27 of 155 comments (clear)

  1. Hey, Bob, this is Jim by Anonymous Coward · · Score: 5, Funny

    We're gonna need you to go out to the rover and reboot it. Yeah, it got stuck. You should probably leave ASAP.

  2. Simple fix by SternisheFan · · Score: 2

    Easy, just gotta' replace the button battery.

    1. Re:Simple fix by sillybilly · · Score: 2

      It's running on solar power, that's how it lasts 10 years. Though the rechargeable battery must be tough to take so many recarchings.

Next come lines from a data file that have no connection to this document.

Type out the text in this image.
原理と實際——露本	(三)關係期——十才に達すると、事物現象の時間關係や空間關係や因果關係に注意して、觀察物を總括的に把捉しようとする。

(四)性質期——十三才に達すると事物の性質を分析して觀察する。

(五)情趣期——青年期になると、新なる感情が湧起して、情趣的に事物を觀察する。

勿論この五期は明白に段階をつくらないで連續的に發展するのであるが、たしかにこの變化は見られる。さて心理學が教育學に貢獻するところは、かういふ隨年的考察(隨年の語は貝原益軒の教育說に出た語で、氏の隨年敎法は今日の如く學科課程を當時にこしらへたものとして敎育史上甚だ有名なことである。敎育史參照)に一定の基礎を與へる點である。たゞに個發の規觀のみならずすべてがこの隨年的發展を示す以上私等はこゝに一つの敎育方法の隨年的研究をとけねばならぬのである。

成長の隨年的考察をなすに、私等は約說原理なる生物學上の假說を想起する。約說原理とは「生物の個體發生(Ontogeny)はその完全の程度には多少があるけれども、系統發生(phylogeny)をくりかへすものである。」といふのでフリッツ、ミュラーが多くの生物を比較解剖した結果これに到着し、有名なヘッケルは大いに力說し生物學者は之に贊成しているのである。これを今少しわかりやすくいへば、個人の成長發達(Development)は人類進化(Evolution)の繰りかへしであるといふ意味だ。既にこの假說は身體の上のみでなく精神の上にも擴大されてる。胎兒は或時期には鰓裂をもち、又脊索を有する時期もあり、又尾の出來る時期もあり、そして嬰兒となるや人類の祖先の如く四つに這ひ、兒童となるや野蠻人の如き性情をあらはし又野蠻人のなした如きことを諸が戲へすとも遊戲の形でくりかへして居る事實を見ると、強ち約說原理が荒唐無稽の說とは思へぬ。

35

      Ideally, you have redundant systems for such a situation, where you can take one of them down and use the other to do the booting, formatting, programming, as if there were a user sitting right next to it. They say it has a flashless mode of operation, but the way I think of it, as in a regular PC, with a BIOS, you can reformat the harddrive without booting off of and using the harddrive, such as booting from a floppy, or even ROM chip they used to have back in the 80's (ROM-DOS 3.3 or ROM BASIC). So when flashing a BIOS or a ROM chip, there is no lower level to boot from, but if you have Tandem, dual redundant systems for everything, you can boot from the lowest of lowest levels and have the partner system execute all the commands. So with Tandem failure is less frequent, as in, you're down to 50% capacity but still fully functioning ok, and can work on regaining the 100% capacity, while not using regular operations, for two days and the like. The problem with Tandem is the double or higher cost, and, in space missions, the extra power consumption and extra weight, and in space missions, weight is almost everything, as each lb has to be paid for dearly, on the order of $10,000/lb low Earth orbit, and who knows how many gazillion dollars per lb for a Mars mission.
      There used to be a company named Tandem, designing dual CPU redundant resilient failure tolerant systems, but they fell behind on chip design because of small size, plus high expense, and did not compete well in the computing field. For instance back in 1999 when Google started, they started with regular pc's of whateve the vogue of the day was, I don't know, 700 MHz PIII, maybe? And just jerry rigged a bunch of them into a daisy chain and voila, you have a Tandem-like, more than dual, more like thousandfold or millionfold duplicated, resilient supercomputer. But the principle of tandemness and fault tolerance was there. Maybe for space missions that need fault tolerance like that, it may be worth the extra rocket fuel weight in the first place to double the weight and duplicate most critical systems. The human body duplicates kidneys, lungs, but not liver, or heart, so there is a balance on what you want to go redundant on and what not. Life is easy with 2 kidneys, some people can live with only one kidney, but it's really difficult to live with zero kidneys.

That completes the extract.